The only way it seems that a subject would, or should, agree to such a contract is if punishment were serving a purpose for the criminal. For example, if a subject were to kill their neighbor, and that subject was then sentenced to death for the crime, one would hope that the sentiments behind such a punishment is to honor the victim of the crime as well as teach the criminal that what he or she did was wrong. If that were the definition of punishment, then corporal and capital punishment would not raise so many problems for the social contract Hobbes proposes. If subjects of the Leviathan were agreeing to the sort of punishment just explained, then giving up a degree of their right to self-preservation might be justified.
That is not the definition of punishment Hobbes gives us, however. The punishment the Leviathan would be exacting is to set an example, not to show that his authority and power is just.
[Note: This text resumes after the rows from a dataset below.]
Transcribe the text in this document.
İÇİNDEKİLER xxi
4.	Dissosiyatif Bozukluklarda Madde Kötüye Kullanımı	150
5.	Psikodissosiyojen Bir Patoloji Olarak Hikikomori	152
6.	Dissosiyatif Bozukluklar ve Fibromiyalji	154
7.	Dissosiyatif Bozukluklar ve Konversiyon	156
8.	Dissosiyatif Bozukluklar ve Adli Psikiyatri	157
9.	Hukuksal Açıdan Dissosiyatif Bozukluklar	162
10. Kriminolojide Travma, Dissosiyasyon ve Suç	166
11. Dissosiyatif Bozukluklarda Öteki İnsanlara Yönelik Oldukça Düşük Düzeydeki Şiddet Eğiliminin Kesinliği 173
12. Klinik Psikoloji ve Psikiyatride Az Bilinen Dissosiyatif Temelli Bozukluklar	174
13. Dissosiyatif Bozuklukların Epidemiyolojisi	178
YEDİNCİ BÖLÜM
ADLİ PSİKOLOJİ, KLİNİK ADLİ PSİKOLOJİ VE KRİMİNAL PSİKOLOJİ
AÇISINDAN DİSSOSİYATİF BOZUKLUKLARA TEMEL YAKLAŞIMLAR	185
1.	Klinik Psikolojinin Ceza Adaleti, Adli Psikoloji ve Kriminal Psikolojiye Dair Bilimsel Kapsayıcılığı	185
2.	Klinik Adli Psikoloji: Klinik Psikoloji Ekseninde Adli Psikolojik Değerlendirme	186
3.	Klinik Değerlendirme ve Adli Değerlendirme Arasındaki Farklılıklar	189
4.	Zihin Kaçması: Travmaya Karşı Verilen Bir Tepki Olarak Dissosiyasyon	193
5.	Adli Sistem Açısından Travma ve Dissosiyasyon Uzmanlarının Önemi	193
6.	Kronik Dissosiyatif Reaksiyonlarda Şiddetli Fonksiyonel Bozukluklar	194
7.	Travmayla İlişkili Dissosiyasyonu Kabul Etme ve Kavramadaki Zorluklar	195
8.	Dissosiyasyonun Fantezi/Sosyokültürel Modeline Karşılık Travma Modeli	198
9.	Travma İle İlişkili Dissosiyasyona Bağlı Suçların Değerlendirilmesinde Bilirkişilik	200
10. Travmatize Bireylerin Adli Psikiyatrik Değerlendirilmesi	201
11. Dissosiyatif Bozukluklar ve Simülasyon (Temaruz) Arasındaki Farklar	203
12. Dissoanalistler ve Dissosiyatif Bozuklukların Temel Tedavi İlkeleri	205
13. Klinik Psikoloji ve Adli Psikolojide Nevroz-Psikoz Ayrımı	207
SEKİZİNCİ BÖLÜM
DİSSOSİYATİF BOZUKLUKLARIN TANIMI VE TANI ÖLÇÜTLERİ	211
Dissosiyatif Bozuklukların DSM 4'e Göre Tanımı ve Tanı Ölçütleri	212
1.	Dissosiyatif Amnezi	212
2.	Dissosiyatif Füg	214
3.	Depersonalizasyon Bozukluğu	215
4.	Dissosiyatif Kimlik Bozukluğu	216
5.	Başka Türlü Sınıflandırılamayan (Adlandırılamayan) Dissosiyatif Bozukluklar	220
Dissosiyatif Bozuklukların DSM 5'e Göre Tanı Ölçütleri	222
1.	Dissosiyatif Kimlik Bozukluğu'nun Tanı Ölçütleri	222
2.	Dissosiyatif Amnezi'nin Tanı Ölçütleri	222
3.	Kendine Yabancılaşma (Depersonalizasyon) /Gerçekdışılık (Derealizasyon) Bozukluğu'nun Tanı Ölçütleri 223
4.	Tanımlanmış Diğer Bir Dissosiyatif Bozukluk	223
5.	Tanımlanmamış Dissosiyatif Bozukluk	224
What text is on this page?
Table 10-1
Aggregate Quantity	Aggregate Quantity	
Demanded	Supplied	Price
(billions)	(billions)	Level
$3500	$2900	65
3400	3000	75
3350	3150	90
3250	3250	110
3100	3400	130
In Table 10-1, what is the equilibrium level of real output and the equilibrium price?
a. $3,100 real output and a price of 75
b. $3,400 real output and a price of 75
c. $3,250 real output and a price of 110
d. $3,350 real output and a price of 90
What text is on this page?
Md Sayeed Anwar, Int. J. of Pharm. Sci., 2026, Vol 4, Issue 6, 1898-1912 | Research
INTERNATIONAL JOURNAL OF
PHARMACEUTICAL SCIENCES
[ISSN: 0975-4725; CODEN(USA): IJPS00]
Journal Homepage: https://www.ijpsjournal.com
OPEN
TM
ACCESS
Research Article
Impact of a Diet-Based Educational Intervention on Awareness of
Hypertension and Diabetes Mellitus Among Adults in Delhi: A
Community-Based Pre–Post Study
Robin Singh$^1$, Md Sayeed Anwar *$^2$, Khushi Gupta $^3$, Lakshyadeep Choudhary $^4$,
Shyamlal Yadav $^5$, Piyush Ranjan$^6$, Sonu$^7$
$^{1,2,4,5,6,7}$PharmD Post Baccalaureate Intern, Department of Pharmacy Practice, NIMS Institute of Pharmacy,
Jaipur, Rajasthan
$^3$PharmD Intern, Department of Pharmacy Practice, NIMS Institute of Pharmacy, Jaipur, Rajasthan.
Not only does this form of punishment greatly contradict the grounds on which the Commonwealth is built, but it also creates an immense problem with the figure of the Leviathan itself. The purpose of entering into a contract under a Leviathan is to serve as a safeguard against harm that could come from an utterly free world. The fundamental reason behind the Commonwealth is in order to protect the most sacred thing humans possess: their lives. By inflicting pain or death upon someone, that is stripping them of their only right, and violating the very reason they entered the social contract to begin with.
It seems that there is a simple solution to this problem. If Hobbes, therefore the Leviathan, would merely change the purpose of punishment in the Commonwealth, this concern of self-preservation could perhaps be dissolved. Not only does the possibility of being used to set an example awaken a fear in the Leviathan’s subjects, but also suspicions of an unjust ruler. One would begin to wonder if the Leviathan were wrongly using people to set an example, which would cause people to question if the Leviathan were doing what is truly best for the Commonwealth and its subjects.
The idea of a punishment system in a monarchy will always encounter problems. However, many problems with the punishment system necessarily follow the elementary definition on which punishment is built off of in the Leviathan. The justification of punishment in the Commonwealth that is supposedly protecting self-preservation, the only freedom the subjects have, very much falls short. The use of corporal and capital punishment directly contradicts the grounds on which the contract of the Commonwealth arises.
Hobbes, Thomas. Leviathan: With Selected Variants from the Latin Edition of 1668. Ed. E. M. Curley. Indianapolis: Hackett Pub., 1994. Print.